Cleft and Craniofacial Surgery

Cleft and craniofacial surgeries improve quality of life by enabling basic, everyday functions like eating and speaking without pain or difficulty. These procedures also boost patients’ self-esteem by enhancing the form and appearance of the face.

Cleft lip, cleft palate and craniosynostosis are usually addressed during childhood, but sometimes require corrective surgery during adulthood. Optimal treatment requires a multidisciplinary approach, with coordination between pediatricians, pediatric dentists, maxillofacial surgeons, otolaryngologists and other professionals.

What is a cleft lip?

During early pregnancy, different areas of the face develop independently and then join together. This includes the left and right sides of the lips and the roof of the mouth. When these parts don’t join properly, it could result in a cleft, or opening, in the upper lip.

This cleft can range from a slight notch in the colored portion of the lip to a complete separation on one or both sides of the lip that extends into the nose.
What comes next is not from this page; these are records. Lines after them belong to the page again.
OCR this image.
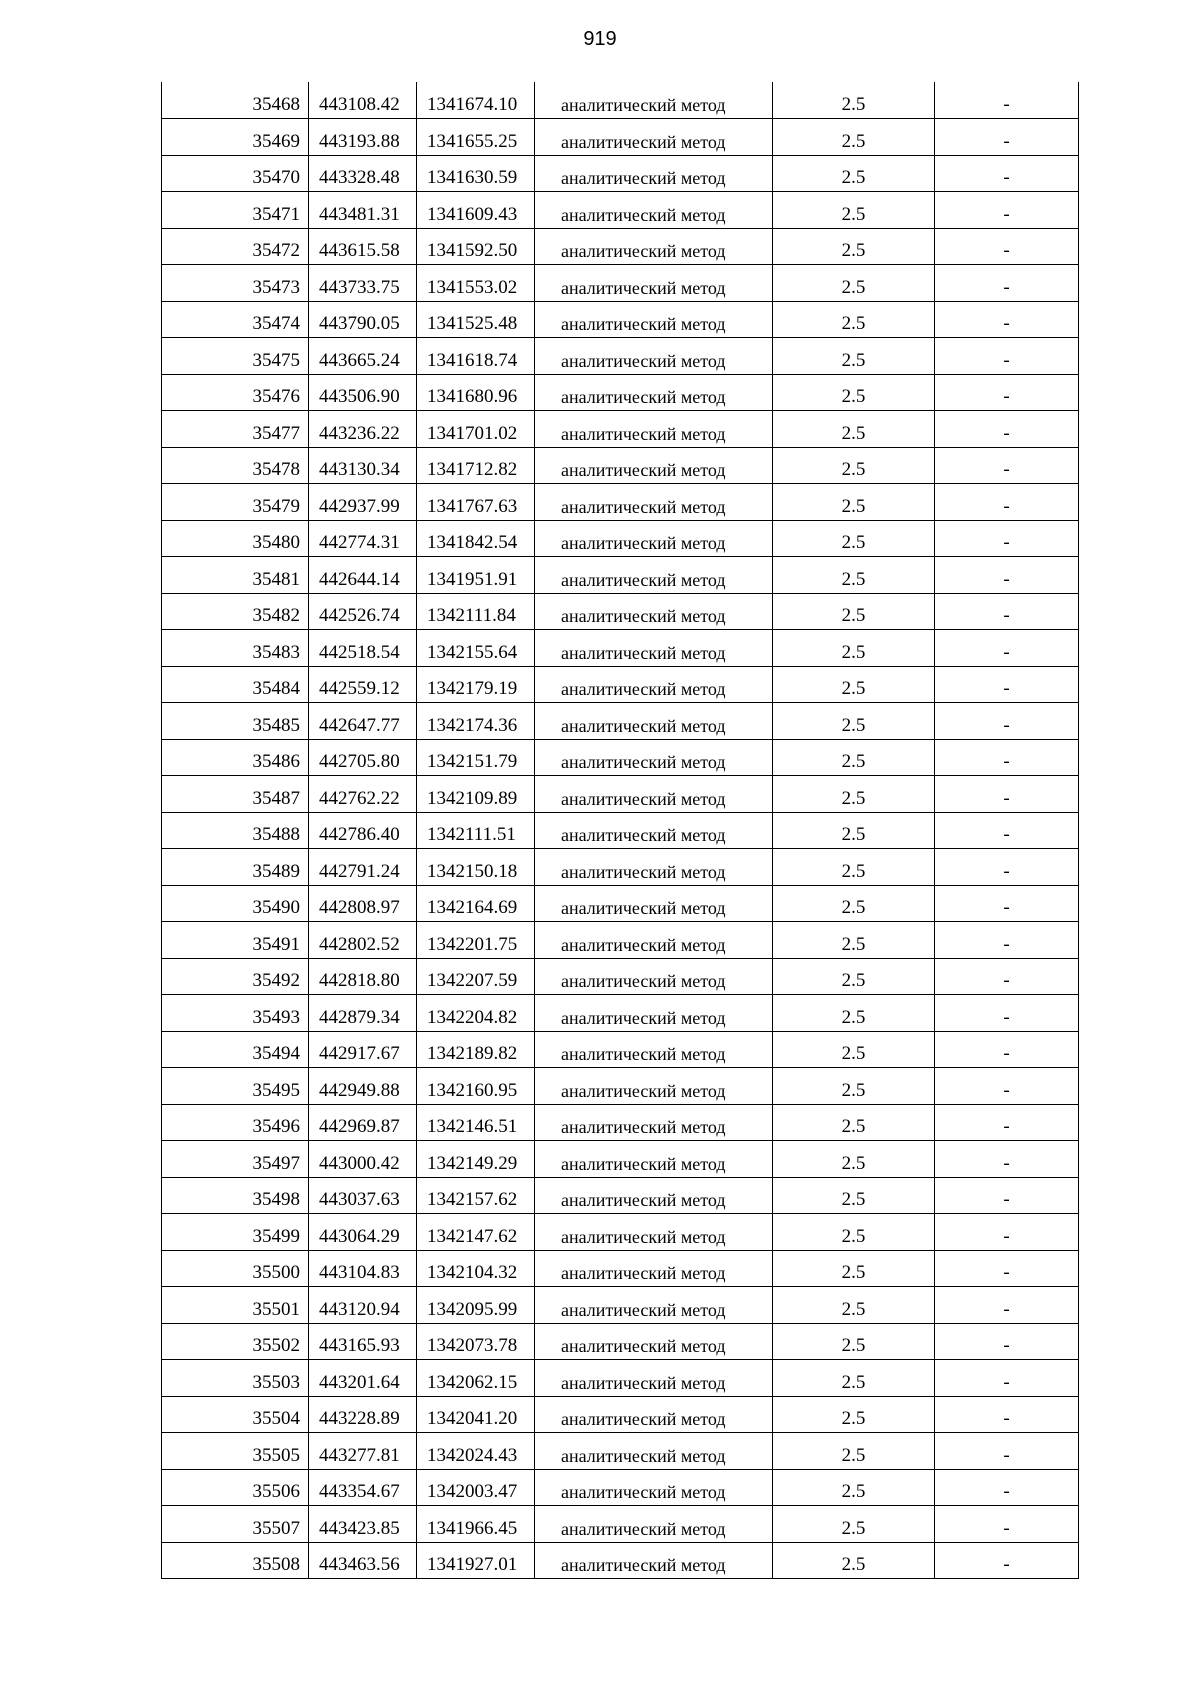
919
35468	443108.42	1341674.10	аналитический метод	2.5	-
35469	443193.88	1341655.25	аналитический метод	2.5	-
35470	443328.48	1341630.59	аналитический метод	2.5	-
35471	443481.31	1341609.43	аналитический метод	2.5	-
35472	443615.58	1341592.50	аналитический метод	2.5	-
35473	443733.75	1341553.02	аналитический метод	2.5	-
35474	443790.05	1341525.48	аналитический метод	2.5	-
35475	443665.24	1341618.74	аналитический метод	2.5	-
35476	443506.90	1341680.96	аналитический метод	2.5	-
35477	443236.22	1341701.02	аналитический метод	2.5	-
35478	443130.34	1341712.82	аналитический метод	2.5	-
35479	442937.99	1341767.63	аналитический метод	2.5	-
35480	442774.31	1341842.54	аналитический метод	2.5	-
35481	442644.14	1341951.91	аналитический метод	2.5	-
35482	442526.74	1342111.84	аналитический метод	2.5	-
35483	442518.54	1342155.64	аналитический метод	2.5	-
35484	442559.12	1342179.19	аналитический метод	2.5	-
35485	442647.77	1342174.36	аналитический метод	2.5	-
35486	442705.80	1342151.79	аналитический метод	2.5	-
35487	442762.22	1342109.89	аналитический метод	2.5	-
35488	442786.40	1342111.51	аналитический метод	2.5	-
35489	442791.24	1342150.18	аналитический метод	2.5	-
35490	442808.97	1342164.69	аналитический метод	2.5	-
35491	442802.52	1342201.75	аналитический метод	2.5	-
35492	442818.80	1342207.59	аналитический метод	2.5	-
35493	442879.34	1342204.82	аналитический метод	2.5	-
35494	442917.67	1342189.82	аналитический метод	2.5	-
35495	442949.88	1342160.95	аналитический метод	2.5	-
35496	442969.87	1342146.51	аналитический метод	2.5	-
35497	443000.42	1342149.29	аналитический метод	2.5	-
35498	443037.63	1342157.62	аналитический метод	2.5	-
35499	443064.29	1342147.62	аналитический метод	2.5	-
35500	443104.83	1342104.32	аналитический метод	2.5	-
35501	443120.94	1342095.99	аналитический метод	2.5	-
35502	443165.93	1342073.78	аналитический метод	2.5	-
35503	443201.64	1342062.15	аналитический метод	2.5	-
35504	443228.89	1342041.20	аналитический метод	2.5	-
35505	443277.81	1342024.43	аналитический метод	2.5	-
35506	443354.67	1342003.47	аналитический метод	2.5	-
35507	443423.85	1341966.45	аналитический метод	2.5	-
35508	443463.56	1341927.01	аналитический метод	2.5	-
A cleft lip may correspond with a cleft in the gum, which can range from a small notch to a complete division of the gum. Surgery for a cleft lip removes any gaps or openings in the upper lip, gum or the roof of the mouth to improve speech and appearance.

What is a cleft palate?

Similar to a cleft lip, a cleft palate occurs during early pregnancy when different areas of the face don’t join together properly, causing an opening in the roof of the mouth. The back of the palate is called the soft palate and the front is the hard palate.

A cleft palate can range from an opening at the back of the soft palate to a nearly complete separation of the entire roof of the mouth, including both the soft and hard palate. Surgery for a cleft palate closes any separation in the hard and soft palate, making it easier for patients to eat and speak.

What is craniosynostosis?

Craniosynostosis is the early fusion of the cranial suture lines. Cranial suture lines are incompletely calcified junctions between bones that allow the cranial vault to expand, creating room for the brain to grow during the first several years of life.

Craniosynostosis disrupts cranial vault expansion, causing craniofacial deformity, while the fusion of multiple suture lines can restrict growth and apply pressure on the brain. This can lead to neurological issues, including developmental problems, cognitive impairment, seizures and mental retardation. Craniofacial surgery recreates suture lines at an early age to facilitate growth, correct deformity and reduce the risk of neurological issues.